NZD/USD Technical ANALYSIS: BEARISH
- New Zealand Dollar hits 5-month high but signs of topping remain
- Negative RSI divergence hints secondary top forming at resistance
- Close under 0.6425 would suggest long-term downtrend resuming
So far, New Zealand Dollar sellers have been unable to build on early signs of bearish reversal – a seemingly telltale Shooting Star candlestick on a test of dominant trend resistance set from July 2017. Yet a reversal lower may still be in the cards, albeit after the begrudging formation of a secondary top.

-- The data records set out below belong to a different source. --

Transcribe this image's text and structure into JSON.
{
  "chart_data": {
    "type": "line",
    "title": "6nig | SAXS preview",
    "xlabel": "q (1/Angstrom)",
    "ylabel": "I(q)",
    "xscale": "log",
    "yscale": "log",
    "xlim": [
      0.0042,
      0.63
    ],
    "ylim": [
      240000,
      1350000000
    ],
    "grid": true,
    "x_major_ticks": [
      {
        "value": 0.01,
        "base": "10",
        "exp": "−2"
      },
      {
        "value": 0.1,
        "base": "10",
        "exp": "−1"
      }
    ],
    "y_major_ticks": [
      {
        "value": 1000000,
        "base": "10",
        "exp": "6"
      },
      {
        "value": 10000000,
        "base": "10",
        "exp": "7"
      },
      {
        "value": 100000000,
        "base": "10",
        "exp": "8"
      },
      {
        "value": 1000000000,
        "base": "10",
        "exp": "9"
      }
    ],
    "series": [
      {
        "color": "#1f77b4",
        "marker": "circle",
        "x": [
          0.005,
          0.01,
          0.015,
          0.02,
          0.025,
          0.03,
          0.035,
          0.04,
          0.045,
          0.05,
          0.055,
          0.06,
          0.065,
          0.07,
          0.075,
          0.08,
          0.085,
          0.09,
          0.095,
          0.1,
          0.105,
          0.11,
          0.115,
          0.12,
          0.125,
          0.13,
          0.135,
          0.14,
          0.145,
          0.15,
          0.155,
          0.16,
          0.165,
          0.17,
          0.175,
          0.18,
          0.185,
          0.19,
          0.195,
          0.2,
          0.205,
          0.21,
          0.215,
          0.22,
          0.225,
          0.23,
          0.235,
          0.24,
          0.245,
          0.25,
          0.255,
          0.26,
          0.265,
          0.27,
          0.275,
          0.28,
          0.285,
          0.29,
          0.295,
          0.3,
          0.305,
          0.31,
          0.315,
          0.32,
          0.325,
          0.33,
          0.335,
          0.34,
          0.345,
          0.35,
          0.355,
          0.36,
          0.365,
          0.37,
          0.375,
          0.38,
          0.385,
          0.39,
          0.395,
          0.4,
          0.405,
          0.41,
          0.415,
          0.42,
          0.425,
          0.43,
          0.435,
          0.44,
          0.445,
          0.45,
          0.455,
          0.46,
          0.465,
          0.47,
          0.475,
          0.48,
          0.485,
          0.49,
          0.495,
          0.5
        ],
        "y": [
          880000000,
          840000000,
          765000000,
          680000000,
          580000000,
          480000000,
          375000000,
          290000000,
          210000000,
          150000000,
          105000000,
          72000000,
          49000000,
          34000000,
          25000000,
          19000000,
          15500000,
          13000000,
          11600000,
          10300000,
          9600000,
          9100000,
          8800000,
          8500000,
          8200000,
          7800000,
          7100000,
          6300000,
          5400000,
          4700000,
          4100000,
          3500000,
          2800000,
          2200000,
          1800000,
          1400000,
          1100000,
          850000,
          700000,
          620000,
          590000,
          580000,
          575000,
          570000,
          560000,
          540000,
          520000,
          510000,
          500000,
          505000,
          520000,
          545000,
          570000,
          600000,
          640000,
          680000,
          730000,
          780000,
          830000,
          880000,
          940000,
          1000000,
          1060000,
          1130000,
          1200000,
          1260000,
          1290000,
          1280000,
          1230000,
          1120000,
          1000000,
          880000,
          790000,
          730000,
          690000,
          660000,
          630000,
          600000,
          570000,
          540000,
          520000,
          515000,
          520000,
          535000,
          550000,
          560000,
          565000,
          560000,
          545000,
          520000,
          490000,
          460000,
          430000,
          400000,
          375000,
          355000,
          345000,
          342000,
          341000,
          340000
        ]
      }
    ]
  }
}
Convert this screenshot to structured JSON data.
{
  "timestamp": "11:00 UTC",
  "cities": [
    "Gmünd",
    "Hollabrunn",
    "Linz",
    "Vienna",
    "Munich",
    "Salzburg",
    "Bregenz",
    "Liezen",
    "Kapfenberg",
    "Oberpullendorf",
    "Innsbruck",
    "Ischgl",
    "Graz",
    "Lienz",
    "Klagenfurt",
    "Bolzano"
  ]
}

A half-hearted attempt at a selloff soon gave way to directionless drift, followed by a formidable foray to the upside. While this move set a higher high, it fell conspicuously short of closing above the Shooting Star peak. Ominously negative RSI divergence now warns of ebbing upward momentum.
This is a pattern that occurs often enough to notice. A topping sequence begins with an initial attempt at peaking, which is then followed by a nominally higher high that fails to confirm a breakout and translates into an adverse RSI signal. This scenario is of course unconfirmed itself for now, but it is plausible.
Major support is clustered in the 0.6425-96 zone, where prior areas of congestion and trend support set from October’s bottom meet. Breaking below that would be a very compelling indication that the long-term downtrend has resumed. Neutralizing it in earnest probably requires a break above 0.68.